Jonathan Yong Feb. 17, 2024, 12:24 a.m. UTC | #2
On 2/10/24 10:10, Matteo Italia wrote:
> Il 09/02/24 15:18, Matteo Italia ha scritto:
>> The Win32 threading model uses __gthr_win32_abs_to_rel_time to convert
>> the timespec used in gthreads to specify the absolute time for end of
>> the condition variables timed wait to a milliseconds value relative to
>> "now" to pass to the Win32 SleepConditionVariableCS function.
>>
>> Unfortunately, the conversion is incorrect, as, due to a typo, it
>> returns the relative time _in seconds_, so SleepConditionVariableCS
>> receives a timeout value 1000 times shorter than it should be, resulting
>> in a huge amount of spurious wakeups in calls such as
>> std::condition_variable::wait_for or wait_until.
>>
> Re-reading the commit message I found a few typos, and it was generally 
> a bit more obscure than I like; reworded it now, hope it's better.

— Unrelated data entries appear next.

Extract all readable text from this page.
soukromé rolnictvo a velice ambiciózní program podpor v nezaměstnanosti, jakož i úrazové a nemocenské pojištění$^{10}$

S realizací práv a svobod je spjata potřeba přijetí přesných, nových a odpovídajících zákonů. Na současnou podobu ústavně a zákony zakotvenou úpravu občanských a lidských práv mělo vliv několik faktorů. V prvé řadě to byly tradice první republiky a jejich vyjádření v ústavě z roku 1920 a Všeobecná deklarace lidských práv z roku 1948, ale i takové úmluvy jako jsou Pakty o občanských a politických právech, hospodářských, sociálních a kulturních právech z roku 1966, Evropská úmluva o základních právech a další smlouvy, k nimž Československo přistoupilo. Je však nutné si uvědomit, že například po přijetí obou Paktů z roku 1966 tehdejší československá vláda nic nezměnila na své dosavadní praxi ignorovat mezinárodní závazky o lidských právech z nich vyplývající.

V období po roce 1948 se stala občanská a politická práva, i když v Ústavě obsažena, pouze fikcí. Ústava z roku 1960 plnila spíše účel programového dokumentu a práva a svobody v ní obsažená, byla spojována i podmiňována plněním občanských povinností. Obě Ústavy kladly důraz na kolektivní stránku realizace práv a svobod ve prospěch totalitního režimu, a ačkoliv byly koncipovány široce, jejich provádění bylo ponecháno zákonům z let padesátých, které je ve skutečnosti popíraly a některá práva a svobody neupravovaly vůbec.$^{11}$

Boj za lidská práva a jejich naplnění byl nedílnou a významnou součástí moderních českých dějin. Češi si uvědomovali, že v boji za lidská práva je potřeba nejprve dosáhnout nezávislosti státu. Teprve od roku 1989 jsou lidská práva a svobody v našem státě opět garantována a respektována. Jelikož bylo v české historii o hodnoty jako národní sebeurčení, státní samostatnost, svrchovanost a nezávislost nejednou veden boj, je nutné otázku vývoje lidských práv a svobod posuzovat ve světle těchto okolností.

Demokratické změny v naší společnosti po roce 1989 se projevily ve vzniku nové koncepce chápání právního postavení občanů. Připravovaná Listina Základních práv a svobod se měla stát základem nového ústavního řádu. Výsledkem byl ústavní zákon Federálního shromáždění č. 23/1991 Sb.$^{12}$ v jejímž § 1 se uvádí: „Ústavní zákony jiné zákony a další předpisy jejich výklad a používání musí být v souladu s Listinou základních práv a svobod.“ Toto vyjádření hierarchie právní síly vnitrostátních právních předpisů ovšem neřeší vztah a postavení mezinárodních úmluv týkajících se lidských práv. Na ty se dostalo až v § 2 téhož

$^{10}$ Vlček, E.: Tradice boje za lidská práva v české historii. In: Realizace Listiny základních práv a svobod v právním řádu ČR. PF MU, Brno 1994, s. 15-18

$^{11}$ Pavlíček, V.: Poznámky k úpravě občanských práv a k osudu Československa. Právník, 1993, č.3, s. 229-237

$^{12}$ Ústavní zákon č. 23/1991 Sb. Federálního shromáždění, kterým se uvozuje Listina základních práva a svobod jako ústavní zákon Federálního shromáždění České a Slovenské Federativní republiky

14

Thanks, pushed to master and 13.x branches.
  
Matteo Italia Feb. 19, 2024, 1:48 p.m. UTC | #3
Il 17/02/24 01:24, Jonathan Yong ha scritto:
> On 2/10/24 10:10, Matteo Italia wrote:
>> Il 09/02/24 15:18, Matteo Italia ha scritto:
>>> The Win32 threading model uses __gthr_win32_abs_to_rel_time to convert
>>> the timespec used in gthreads to specify the absolute time for end of
>>> the condition variables timed wait to a milliseconds value relative to
>>> "now" to pass to the Win32 SleepConditionVariableCS function.
>>>
>>> Unfortunately, the conversion is incorrect, as, due to a typo, it
>>> returns the relative time _in seconds_, so SleepConditionVariableCS
>>> receives a timeout value 1000 times shorter than it should be, 
>>> resulting
>>> in a huge amount of spurious wakeups in calls such as
>>> std::condition_variable::wait_for or wait_until.
>>>
>> Re-reading the commit message I found a few typos, and it was 
>> generally a bit more obscure than I like; reworded it now, hope it's 
>> better.
>
> Thanks, pushed to master and 13.x branches.
Great, thank you! Do I need to change the status of the Bugzilla entry 
to RESOLVED, or it's going to be closed automatically at the next 
releases, or something else?
  
Jonathan Yong Feb. 19, 2024, 1:55 p.m. UTC | #4
On 2/19/24 13:48, Matteo Italia wrote:
> Il 17/02/24 01:24, Jonathan Yong ha scritto:
>> On 2/10/24 10:10, Matteo Italia wrote:
>>> Il 09/02/24 15:18, Matteo Italia ha scritto:
>>>> The Win32 threading model uses __gthr_win32_abs_to_rel_time to convert
>>>> the timespec used in gthreads to specify the absolute time for end of
>>>> the condition variables timed wait to a milliseconds value relative to
>>>> "now" to pass to the Win32 SleepConditionVariableCS function.
>>>>
>>>> Unfortunately, the conversion is incorrect, as, due to a typo, it
>>>> returns the relative time _in seconds_, so SleepConditionVariableCS
>>>> receives a timeout value 1000 times shorter than it should be, 
>>>> resulting
>>>> in a huge amount of spurious wakeups in calls such as
>>>> std::condition_variable::wait_for or wait_until.
>>>>
>>> Re-reading the commit message I found a few typos, and it was 
>>> generally a bit more obscure than I like; reworded it now, hope it's 
>>> better.
>>
>> Thanks, pushed to master and 13.x branches.
> Great, thank you! Do I need to change the status of the Bugzilla entry 
> to RESOLVED, or it's going to be closed automatically at the next 
> releases, or something else?

Closed as resolved, thanks.
  

Patch

diff --git a/libgcc/config/i386/gthr-win32-cond.c b/libgcc/config/i386/gthr-win32-cond.c
index ecb007a54b2..650c448f286 100644
--- a/libgcc/config/i386/gthr-win32-cond.c
+++ b/libgcc/config/i386/gthr-win32-cond.c
@@ -78,7 +78,7 @@  __gthr_win32_abs_to_rel_time (const __gthread_time_t *abs_time)
   if (abs_time_nsec100 < now.nsec100)
     return 0;
 
-  return (DWORD) CEIL_DIV (abs_time_nsec100 - now.nsec100, NSEC100_PER_SEC);
+  return (DWORD) CEIL_DIV (abs_time_nsec100 - now.nsec100, NSEC100_PER_MSEC);
 }
 
 /* Check the sizes of the local version of the Win32 types.  */